Law School hosts Kennedy for energy talk

RFK Jr. claimed environmental protection does not imply an economic trade-off in a Law School lecture.

By Sean Graf

Robert Kennedy, Jr. addressed what he called the “biggest crisis we face as a civilization today”—the country’s reliance on fossil fuels—during a talk at the Law School on Thursday, stressing that environmental protection is necessary for, rather than at odds with, economic growth.

Kennedy, an environmental law attorney and the nephew of President John F. Kennedy, said that free-market capitalism has been overtaken by special interests, preventing America from disposing of oil and coal in favor of cleaner-burning forms of power such as solar and wind.

He went on to blame high-polluting energy interests, Fox News, and talk radio for the false presentation of the issue as one pitting the environment against the economy.

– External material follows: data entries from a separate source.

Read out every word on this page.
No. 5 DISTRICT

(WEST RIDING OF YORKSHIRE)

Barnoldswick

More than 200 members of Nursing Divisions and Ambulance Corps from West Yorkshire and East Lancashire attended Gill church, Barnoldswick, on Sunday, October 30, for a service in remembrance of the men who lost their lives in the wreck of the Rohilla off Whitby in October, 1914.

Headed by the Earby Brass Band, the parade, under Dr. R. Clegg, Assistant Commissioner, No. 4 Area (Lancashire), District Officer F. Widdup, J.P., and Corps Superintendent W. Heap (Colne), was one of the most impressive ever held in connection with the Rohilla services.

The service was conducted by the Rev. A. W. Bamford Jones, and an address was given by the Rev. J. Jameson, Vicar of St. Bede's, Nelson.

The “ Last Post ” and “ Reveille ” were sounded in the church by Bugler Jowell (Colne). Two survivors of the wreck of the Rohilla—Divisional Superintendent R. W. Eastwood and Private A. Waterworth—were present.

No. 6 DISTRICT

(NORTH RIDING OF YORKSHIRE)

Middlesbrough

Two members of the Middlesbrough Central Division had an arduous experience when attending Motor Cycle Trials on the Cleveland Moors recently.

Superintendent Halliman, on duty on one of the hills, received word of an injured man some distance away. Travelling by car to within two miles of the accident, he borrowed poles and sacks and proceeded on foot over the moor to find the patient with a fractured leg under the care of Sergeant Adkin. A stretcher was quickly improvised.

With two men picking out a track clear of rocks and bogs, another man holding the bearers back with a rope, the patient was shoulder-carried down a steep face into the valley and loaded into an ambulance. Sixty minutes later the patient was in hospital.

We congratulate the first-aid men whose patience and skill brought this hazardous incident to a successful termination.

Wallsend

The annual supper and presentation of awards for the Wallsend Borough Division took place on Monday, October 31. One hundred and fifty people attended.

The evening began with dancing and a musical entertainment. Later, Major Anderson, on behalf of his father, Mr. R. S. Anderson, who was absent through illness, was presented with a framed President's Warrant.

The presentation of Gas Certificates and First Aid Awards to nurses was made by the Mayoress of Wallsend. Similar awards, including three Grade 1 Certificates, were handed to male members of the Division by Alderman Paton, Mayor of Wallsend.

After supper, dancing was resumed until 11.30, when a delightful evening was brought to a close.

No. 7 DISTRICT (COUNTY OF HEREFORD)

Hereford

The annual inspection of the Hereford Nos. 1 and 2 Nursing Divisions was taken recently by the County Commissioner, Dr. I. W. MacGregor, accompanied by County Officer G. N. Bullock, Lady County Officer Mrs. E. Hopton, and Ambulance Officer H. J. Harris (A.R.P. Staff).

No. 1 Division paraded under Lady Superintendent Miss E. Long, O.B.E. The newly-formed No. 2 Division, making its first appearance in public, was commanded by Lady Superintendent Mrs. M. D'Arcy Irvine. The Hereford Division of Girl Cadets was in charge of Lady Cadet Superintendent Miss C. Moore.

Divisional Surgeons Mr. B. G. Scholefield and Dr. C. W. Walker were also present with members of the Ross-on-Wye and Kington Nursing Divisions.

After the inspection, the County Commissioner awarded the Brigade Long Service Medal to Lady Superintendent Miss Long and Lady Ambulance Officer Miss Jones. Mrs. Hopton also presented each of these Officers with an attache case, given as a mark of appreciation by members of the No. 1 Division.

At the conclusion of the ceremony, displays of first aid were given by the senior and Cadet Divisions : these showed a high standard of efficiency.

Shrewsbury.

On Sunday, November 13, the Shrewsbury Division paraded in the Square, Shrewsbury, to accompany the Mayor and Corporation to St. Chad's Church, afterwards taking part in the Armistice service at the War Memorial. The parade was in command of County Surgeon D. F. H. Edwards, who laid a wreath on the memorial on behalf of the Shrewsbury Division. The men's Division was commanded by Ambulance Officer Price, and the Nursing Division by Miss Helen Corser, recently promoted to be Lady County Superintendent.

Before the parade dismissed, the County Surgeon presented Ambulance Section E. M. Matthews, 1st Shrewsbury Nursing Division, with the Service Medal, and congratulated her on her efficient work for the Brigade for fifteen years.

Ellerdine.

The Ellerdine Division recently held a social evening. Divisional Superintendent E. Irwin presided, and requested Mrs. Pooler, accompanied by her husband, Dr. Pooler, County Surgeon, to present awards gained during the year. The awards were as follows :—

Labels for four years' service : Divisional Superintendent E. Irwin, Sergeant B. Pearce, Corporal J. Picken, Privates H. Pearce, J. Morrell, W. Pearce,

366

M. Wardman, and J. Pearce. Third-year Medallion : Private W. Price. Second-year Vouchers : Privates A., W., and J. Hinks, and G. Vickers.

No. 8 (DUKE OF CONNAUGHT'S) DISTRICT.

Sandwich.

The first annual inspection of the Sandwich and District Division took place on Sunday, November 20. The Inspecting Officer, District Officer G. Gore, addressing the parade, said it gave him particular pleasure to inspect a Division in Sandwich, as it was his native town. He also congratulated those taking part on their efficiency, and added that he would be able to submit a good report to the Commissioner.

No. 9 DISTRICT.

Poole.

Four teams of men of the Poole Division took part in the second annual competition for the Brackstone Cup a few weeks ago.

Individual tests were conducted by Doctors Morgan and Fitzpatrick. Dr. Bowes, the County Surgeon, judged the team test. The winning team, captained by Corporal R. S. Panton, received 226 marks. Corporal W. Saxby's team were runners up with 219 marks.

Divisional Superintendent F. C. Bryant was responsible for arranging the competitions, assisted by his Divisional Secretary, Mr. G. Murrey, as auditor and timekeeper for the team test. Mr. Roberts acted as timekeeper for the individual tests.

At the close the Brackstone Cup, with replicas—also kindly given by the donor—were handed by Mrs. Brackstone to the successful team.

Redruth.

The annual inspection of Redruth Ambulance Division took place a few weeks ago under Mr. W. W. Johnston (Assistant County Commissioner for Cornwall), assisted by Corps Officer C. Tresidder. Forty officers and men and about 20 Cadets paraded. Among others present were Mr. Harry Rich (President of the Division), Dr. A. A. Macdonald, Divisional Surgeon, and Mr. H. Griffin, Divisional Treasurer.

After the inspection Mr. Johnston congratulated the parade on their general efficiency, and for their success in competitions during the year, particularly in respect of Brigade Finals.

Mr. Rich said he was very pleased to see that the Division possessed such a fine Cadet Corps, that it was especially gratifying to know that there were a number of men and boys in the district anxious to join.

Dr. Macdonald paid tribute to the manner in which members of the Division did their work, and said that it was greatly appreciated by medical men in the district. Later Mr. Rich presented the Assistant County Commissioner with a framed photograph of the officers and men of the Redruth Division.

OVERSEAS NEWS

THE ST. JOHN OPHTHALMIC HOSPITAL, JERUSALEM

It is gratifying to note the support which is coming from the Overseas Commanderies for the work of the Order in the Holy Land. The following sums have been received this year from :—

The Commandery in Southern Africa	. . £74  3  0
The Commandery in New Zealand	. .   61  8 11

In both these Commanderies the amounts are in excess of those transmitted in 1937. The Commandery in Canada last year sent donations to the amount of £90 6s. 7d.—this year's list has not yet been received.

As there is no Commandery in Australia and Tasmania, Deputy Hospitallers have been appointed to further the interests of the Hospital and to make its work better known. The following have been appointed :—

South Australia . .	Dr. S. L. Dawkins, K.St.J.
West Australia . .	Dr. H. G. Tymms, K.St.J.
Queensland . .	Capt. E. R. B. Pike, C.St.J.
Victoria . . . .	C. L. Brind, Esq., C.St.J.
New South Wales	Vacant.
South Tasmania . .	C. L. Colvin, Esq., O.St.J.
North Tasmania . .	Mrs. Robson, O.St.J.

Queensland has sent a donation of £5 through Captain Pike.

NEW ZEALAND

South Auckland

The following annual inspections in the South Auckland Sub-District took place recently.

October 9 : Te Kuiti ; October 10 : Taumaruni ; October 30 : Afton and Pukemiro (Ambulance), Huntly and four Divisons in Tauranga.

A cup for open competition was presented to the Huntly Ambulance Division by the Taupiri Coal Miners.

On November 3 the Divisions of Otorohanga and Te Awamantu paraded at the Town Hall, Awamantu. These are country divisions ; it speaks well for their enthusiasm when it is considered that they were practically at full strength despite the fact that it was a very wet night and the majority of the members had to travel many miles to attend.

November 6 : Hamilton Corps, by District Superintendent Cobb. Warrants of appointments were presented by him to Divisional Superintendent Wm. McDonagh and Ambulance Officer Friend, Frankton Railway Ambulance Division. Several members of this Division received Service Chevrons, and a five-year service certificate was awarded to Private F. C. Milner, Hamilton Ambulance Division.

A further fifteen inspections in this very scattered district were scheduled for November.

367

Rather, he said, the two are complementary.

Kennedy estimated that energy lobbyists have influenced policy to provide $1.3 trillion annually in subsidies to the oil and coal industries and to reduce regulations, leading to an American addiction to fossil-fuels and “an attack on America’s economy and on America’s wealth.”

Kennedy also said that the notion of “clean coal” is misleading, as coal-burning power plants emit the most mercury into the environment, endangering the food supply.

Combined with the harmful health effects associated with coal emissions, like respiratory and cardiac problems, such environmental dangers cost $345 billion each year in healthcare costs and have exacted a toll on local economies.

“There is no way that the economy can be regenerated,” he said, referring to areas of the country most affected by the extraction and burning of coal.

In the large influence of the coal industry in Congress, Kennedy saw the uprooting of civil liberties as well.

“Wherever you see the large-scale destruction of the environment, you see the destruction of democracy,” he said.

Kennedy also scoffed at the notion that fossil fuels are cheaper than their alternatives—a perception reinforced by oil and coal subsidies.

“There is an illusion that coal provides cheaper energy,” he said.

In reality, he said, solar energy is cheaper than coal in 23 states. “If we had true free market capitalism, with no subsidies, coal and oil would die overnight,” he said, explaining that America must build a national grid system to streamline the flow of wind or solar energy around the country.

“[The U.S.] can attract and utilize energy in a way that does not diminish our quality of life and get us into wars and diminish our leadership throughout the world,” he said.